4.4 Value Iteration

What if you could leap straight to the best decision by updating values in one sweep? ⚡

Dynamic Programming is a collection of algorithms that can be used to compute optimal policies \(\pi_{*}\).

One drawback of policy iteration is that policy evaluation is done iteratively, requiring convergence exactly to \(v_{\pi}\) which occurs only in the limit.

Problem

Can we find a way to improve policies without waiting for full convergence of \(v_{\pi}\)?

Real Life Example 🧠

Imagine your commute to work every day:

\(S\) — The location you’re currently in (e.g., your home or a traffic junction). More generally, \(S_{1,...,k}\) can represent multiple possible locations.
\(A_{1,...,k}\) — The route you can choose (e.g., highway, back streets, scenic route, parkway, or alternate street).
\(R\) — Your reward could be getting to work quickly, stress-free, or on time.

Action \(A_1\): Choosing the highway from your current location \(S\). Reward \(R\): Travel time may vary depending on traffic, but contributes to the overall value of being in this state.

Action \(A_2\): Taking the side street from your current location \(S\). Reward \(R\): Usually a reliable route with moderate travel time, contributing to the value of this state.

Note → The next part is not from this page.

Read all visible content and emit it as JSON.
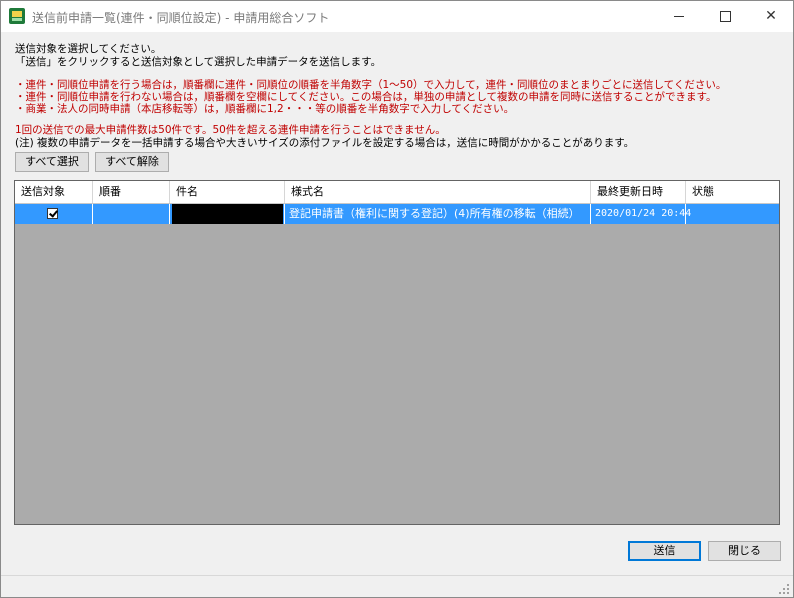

Action \(A_3\): Taking the parkway from your current location \(S\). Reward \(R\): Might have moderate traffic but pleasant scenery, adding to the state value.

Action \(A_4\): Using an alternate back road from your current location \(S\). Reward \(R\): Unfamiliar route, so contribution to state value is uncertain.

Suppose you want to find the optimal route from home to work. Rather than just trying one alternative, you evaluate all possible routes from each location, estimate the expected travel time (or reward) recursively, and keep updating your estimates until they converge.

How could you systematically assign a value to each location and decide which route maximizes your overall commute reward?

Solution

Value Iteration truncates the policy evaluation step after just one sweep.

Generalized Policy Iteration

Generalized Policy Iteration (GPI) refers to the general idea of letting policy evaluation and policy improvement processes interact, regardless of anything else.

Almost all of Reinforcement Learning can be described as the policy always being improved with respect to the value function, and the value function always being driven toward the value function for the policy.